Sou como uma peça de barro…

Cartas a uma amiga 11 fevereiro 2024  •  Tempo de Leitura: 4

Independentemente das analogias cristãs, dou por mim a refletir sobre as imperfeições do ser humano, ou melhor as minhas e dou por mim a pensar que apesar de trabalhar para ser melhor, por vezes, parece inglório. Quando achamos que aquela aresta do teu comportamento, que andas a limar há anos, volta a aguçar e revelar o que de menos bom tenho... fico desanimada! Não ficas também?

 

Pois é, na tentativa de me confortar, perante tal frustração, veio à cabeça a imagem de uma peça de barro. Consegues fazer esse exercício comigo? Ora imagina lá, pode ser um jarro, um prato, o que quiseres ser… escolhe a peça de barro que queres ser. Eu imagino-me um jarro! E associo a minha personalidade ao processo de formação de um jarro de barro.

 

Quando somos novos, somos como barro ainda mole, ainda moldável e que está disponível para ser trabalhado e tornar-se no que quiseres.

 

À medida que crescemos, começamos, tal como o barro a ganhar forma, e à medida que o tempo passa…a secar. E à medida que seca, torna-se cada vez mais difícil de trabalhar.

 

Na fase adulta, já temos uma forma, mas também já estamos mais secos e difícil de moldar, e tal como o jarro sinto que à medida que lhe dou uso acontecem dois processos paralelos:

 

- Por um lado, depois de dar forma, quero torná-lo mais bonito, pintar, limpar e decorar. Tento fazer o mesmo com as minhas atitudes. Tento que não se fiquem apenas pela aridez do barro mas pela função dessa mesma peça… servir.

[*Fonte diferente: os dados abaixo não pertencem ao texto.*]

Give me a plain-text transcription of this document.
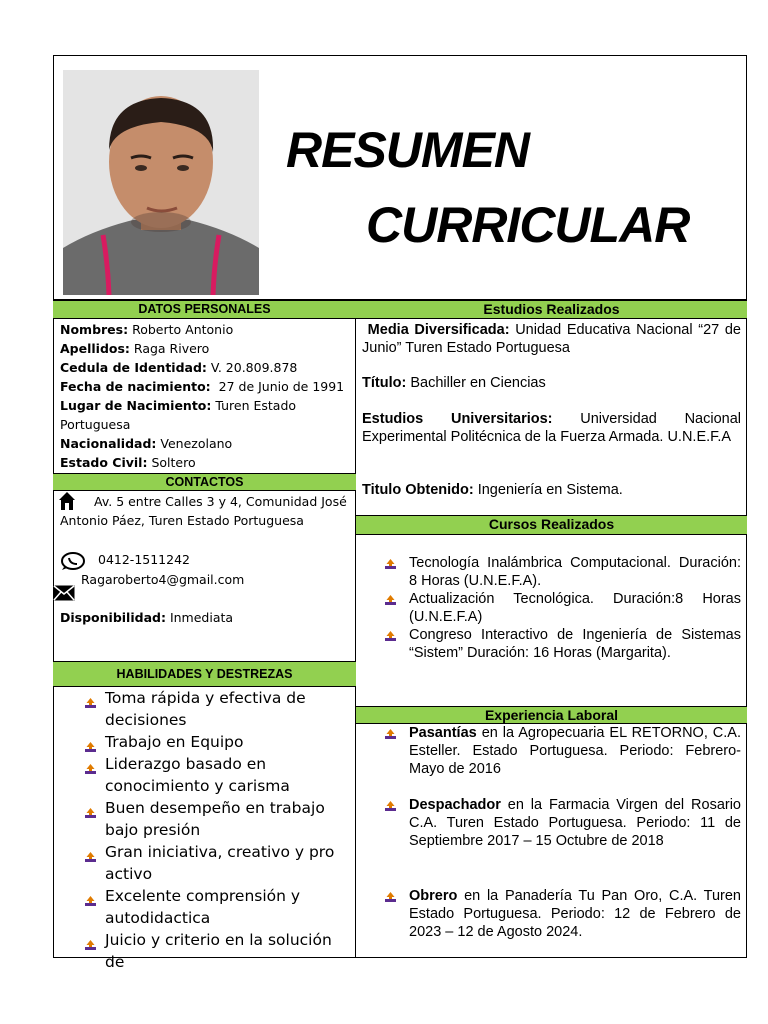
RESUMEN
CURRICULAR
DATOS PERSONALES
Nombres: Roberto Antonio
Apellidos: Raga Rivero
Cedula de Identidad: V. 20.809.878
Fecha de nacimiento: 27 de Junio de 1991
Lugar de Nacimiento: Turen Estado
Portuguesa
Nacionalidad: Venezolano
Estado Civil: Soltero
CONTACTOS
Av. 5 entre Calles 3 y 4, Comunidad José
Antonio Páez, Turen Estado Portuguesa
0412-1511242
Ragaroberto4@gmail.com
Disponibilidad: Inmediata
HABILIDADES Y DESTREZAS
Toma rápida y efectiva de decisiones
Trabajo en Equipo
Liderazgo basado en conocimiento y carisma
Buen desempeño en trabajo bajo presión
Gran iniciativa, creativo y pro activo
Excelente comprensión y autodidactica
Juicio y criterio en la solución de
Estudios Realizados
Media Diversificada: Unidad Educativa Nacional “27 de Junio” Turen Estado Portuguesa
Título: Bachiller en Ciencias
Estudios Universitarios: Universidad Nacional Experimental Politécnica de la Fuerza Armada. U.N.E.F.A
Titulo Obtenido: Ingeniería en Sistema.
Cursos Realizados
Tecnología Inalámbrica Computacional. Duración: 8 Horas (U.N.E.F.A).
Actualización Tecnológica. Duración:8 Horas (U.N.E.F.A)
Congreso Interactivo de Ingeniería de Sistemas “Sistem” Duración: 16 Horas (Margarita).
Experiencia Laboral
Pasantías en la Agropecuaria EL RETORNO, C.A. Esteller. Estado Portuguesa. Periodo: Febrero- Mayo de 2016
Despachador en la Farmacia Virgen del Rosario C.A. Turen Estado Portuguesa. Periodo: 11 de Septiembre 2017 – 15 Octubre de 2018
Obrero en la Panadería Tu Pan Oro, C.A. Turen Estado Portuguesa. Periodo: 12 de Febrero de 2023 – 12 de Agosto 2024.
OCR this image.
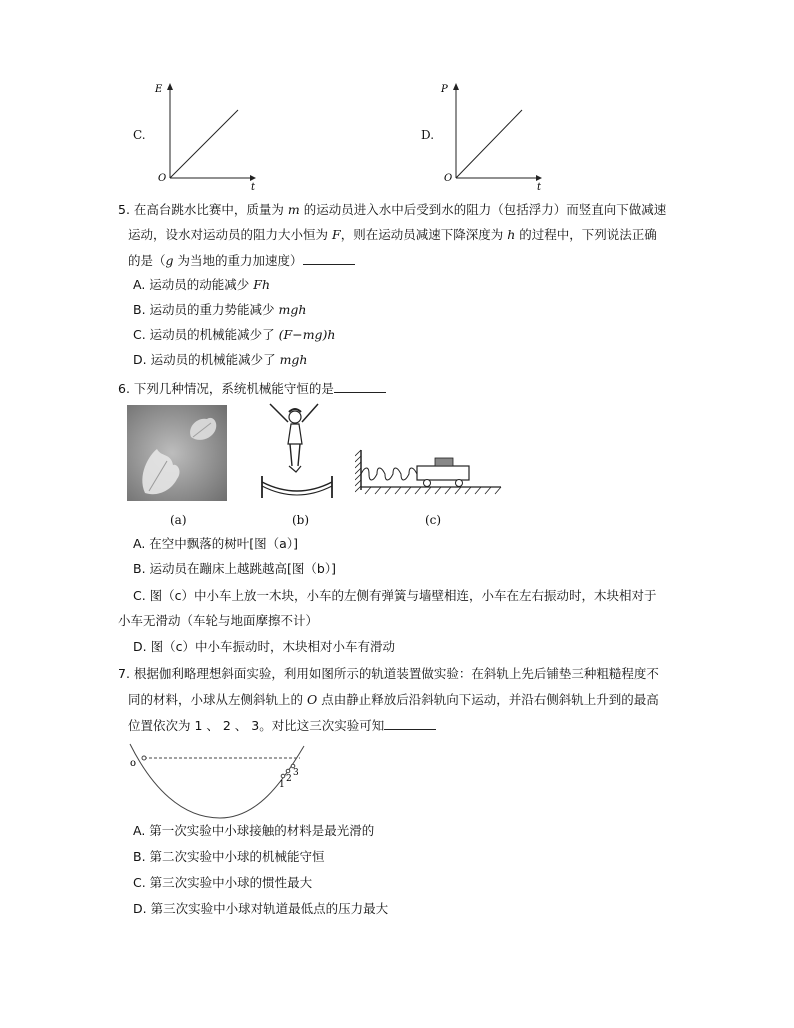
C.
E
O
t
D.
P
O
t
5. 在高台跳水比赛中，质量为 m 的运动员进入水中后受到水的阻力（包括浮力）而竖直向下做减速
运动，设水对运动员的阻力大小恒为 F，则在运动员减速下降深度为 h 的过程中，下列说法正确
的是（g 为当地的重力加速度）
A. 运动员的动能减少 Fh
B. 运动员的重力势能减少 mgh
C. 运动员的机械能减少了 (F−mg)h
D. 运动员的机械能减少了 mgh
6. 下列几种情况，系统机械能守恒的是
(a)	(b)	(c)
A. 在空中飘落的树叶[图（a）]
B. 运动员在蹦床上越跳越高[图（b）]
C. 图（c）中小车上放一木块，小车的左侧有弹簧与墙壁相连，小车在左右振动时，木块相对于
小车无滑动（车轮与地面摩擦不计）
D. 图（c）中小车振动时，木块相对小车有滑动
7. 根据伽利略理想斜面实验，利用如图所示的轨道装置做实验：在斜轨上先后铺垫三种粗糙程度不
同的材料，小球从左侧斜轨上的 O 点由静止释放后沿斜轨向下运动，并沿右侧斜轨上升到的最高
位置依次为 1 、 2 、 3。对比这三次实验可知
o
1
2
3
A. 第一次实验中小球接触的材料是最光滑的
B. 第二次实验中小球的机械能守恒
C. 第三次实验中小球的惯性最大
D. 第三次实验中小球对轨道最低点的压力最大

- Por outro, reparo que começam a aparecer pequenas rachas, falhas que por mais que tente reparar, tendem a abrir mais, até que chega um dia que não há pintura que disfarce. Estamos secos!

 

Se imaginar uma outra peça qualquer. Que seria? Que uso lhe darias?

 

No meu exercício, sou um jarro! E diariamente a encho e esvazio. Encho-a de preocupações, rotinas, canseiras e ansiedades, mas também a encho de satisfação, pelo trabalho cumprido e pelo que faço com o que me é dado fazer.

 

Outras vezes, enchem-me o jarro de tal ordem que não controlo se chega, ou não, aquelas rachadelas que queremos evitar que se notem. E quando chega... já não há nada a fazer! Pronto, estala o verniz e as outras peças de barro olham para nós, com ar de espanto perante as nossas rachadelas.

 

E rapidamente deixam de olhar para o serviço que fazemos, para a alegria e beleza que as nossas pinturas trazem, para se concentrar nas rachadelas apareceram.

 

Até ao dia em que, o teu prato também começa a rachar e concluis: Afinal todos temos rachadelas - são elas que nos tornam únicas, mas não são elas que nos definem. Aliás, talvez a grande vitória é assumir esses defeitos e em que pontos eles estão.

 

Não me quero definir pelas rachadelas que tenho, pois podem ofuscar a beleza de tudo quanto posso fazer (embora às vezes… é só o que vejo).

 

Enquanto isso, vou controlando o tamanho das rachadelas, e a quantidade de água que ponho no jarro.

 

Ou será que mais vale atirar ao chão e começar de novo?

 

Porque não?

 

E tu? Como lidas com as tuas rachadelas?

Raquel Rodrigues

Cronista "Cartas a uma amiga"

Raquel Rodrigues nasceu no último ano da década 70 do século passado. Cresceu em graça e em alguma sabedoria, sendo licenciada em Gestão, frequenta o mestrado em Santidade: está no bom caminho!

Aproveita cada oportunidade para refletir sobre os sentimentos que as relações humanas despertam e que, talvez, sejam comuns a muitas pessoas. A sua escrita é fruto da vontade de partilhar os seus estados de alma com a “amiga” que pode bem ser qualquer pessoa que leia com disposição cada uma das suas cartas.